According to a new report by the California Community Colleges students earning a two year degree or being ready to transfer to a four-year institution fell 2.6 percent in a six year period that ended last year.
“These results document the damage done by years of rationing education in California," said California Community Colleges Chancellor Brice W. Harris. He said budget cuts forced schools to cut down the number of classes offered.
“The fact that our completion rate slipped by only this margin is a testament to the perseverance of these students and the colleges that worked heroically to educate as many of them as possible during those grim economic times,’’ he added.
The statewide completion rate is 48.1 percent. The report makes it difficult to discern regional or other trends because California Community College officials would not make the data available in a way that would allow the state's 112 two-year colleges to be easily compared. The state provides an online look up tool that only allows the public to look at one college at a time.
A brief review shows Southern California colleges hovered significantly above and below the state average. Some examples:
- Orange Coast College: 61 percent
- Glendale Community College: 54.2 percent
- Santa Ana College: 46 percent
- Los Angeles City College: 39.4 percent
- Los Angeles Southwest College: 31 percent
“I think that this should send a red flag that at the K-12 system better preparation is needed,” Southwest College vice president Lawrence Bradford said.
Southwest College is four miles east of LAX. Washington Prep, Fremont, and Locke high schools are the closest traditional high schools.
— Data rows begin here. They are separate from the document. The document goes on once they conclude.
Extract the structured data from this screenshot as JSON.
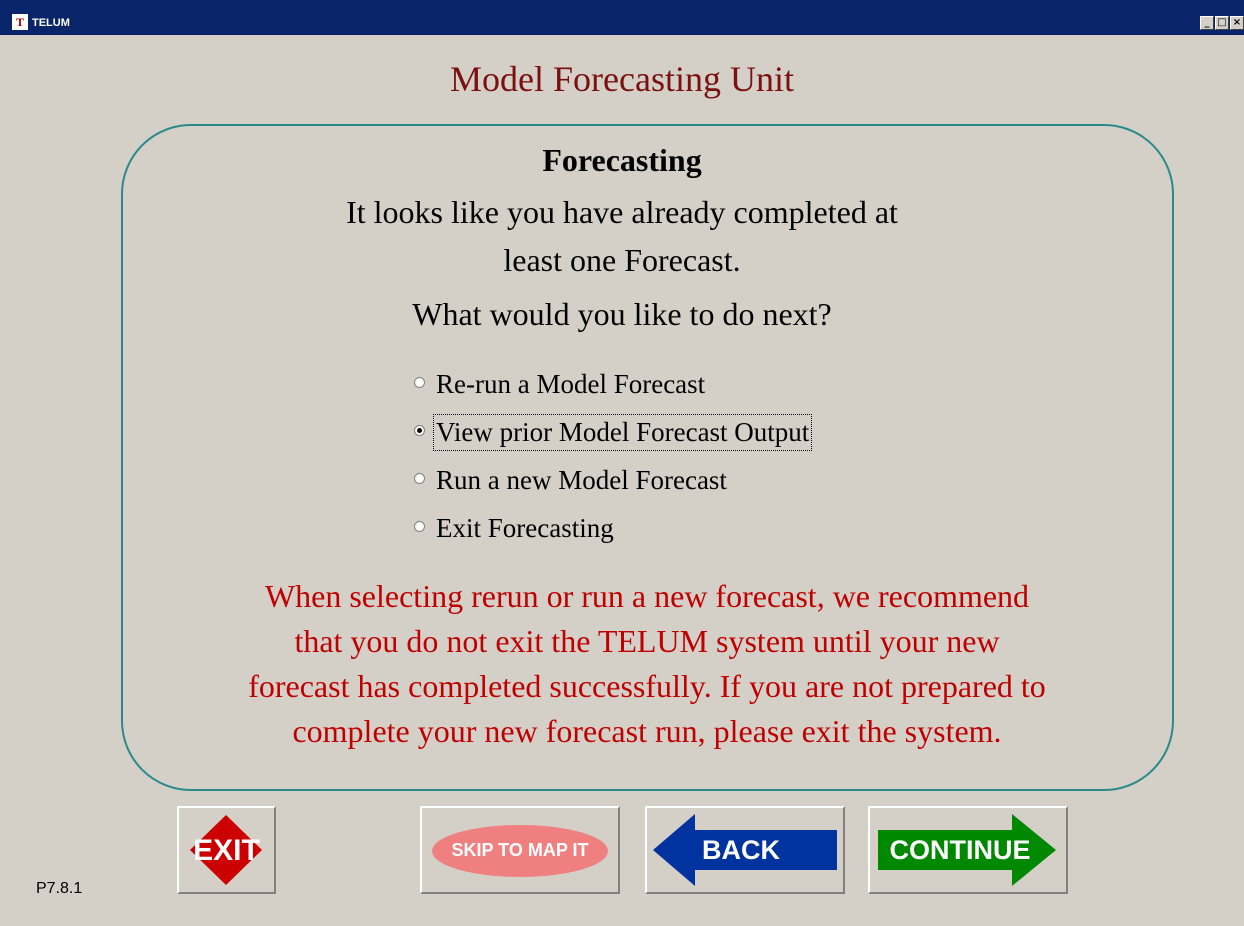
{
  "window": {
    "title": "TELUM",
    "icon": "telum-logo-icon",
    "controls": [
      "minimize",
      "maximize",
      "close"
    ]
  },
  "page": {
    "title": "Model Forecasting Unit",
    "heading": "Forecasting",
    "intro_line1": "It looks like you have already completed at",
    "intro_line2": "least one Forecast.",
    "question": "What would you like to do next?",
    "options": [
      {
        "label": "Re-run a Model Forecast",
        "selected": false
      },
      {
        "label": "View prior Model Forecast Output",
        "selected": true
      },
      {
        "label": "Run a new Model Forecast",
        "selected": false
      },
      {
        "label": "Exit Forecasting",
        "selected": false
      }
    ],
    "warning_lines": [
      "When selecting rerun or run a new forecast, we recommend",
      "that you do not exit the TELUM system until your new",
      "forecast has completed successfully. If you are not prepared to",
      "complete your new forecast run, please exit the system."
    ],
    "page_code": "P7.8.1"
  },
  "buttons": {
    "exit": "EXIT",
    "skip": "SKIP TO MAP IT",
    "back": "BACK",
    "continue": "CONTINUE"
  },
  "colors": {
    "title": "#7b1010",
    "panel_border": "#2a8a8a",
    "warning": "#c00000",
    "exit": "#cc0000",
    "skip": "#f08080",
    "back": "#0033a0",
    "continue": "#008800"
  }
}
These schools' low test scores in recent years have prompted radical overhauls and conversions to charter status.
Bradford said 93 percent of Southwest’s incoming students are not ready for college level work.
In the 2003-2004 academic year the completion rate at Southwest was 36.8 percent. It dipped to 31.2 percent in a six year period that ended in 2012-2013.
"We're not hiding behind our numbers, we make no excuses," Bradford said.
Southwest is spending nearly $250,000 on six campus tutoring programs to help students. One of the efforts is the five year-old Student Success Center, a tutoring and support facility Bradford said is helping more students graduate and transfer to four-year institutions.
The scorecard focuses on campus-level data such as student demographics and academic completion.
State officials said the figures do include some good news: more community college students are finishing remedial classes and returning for their second year.
More than two million students take classes at California’s community colleges each year, making it the nation’s largest two-year college system.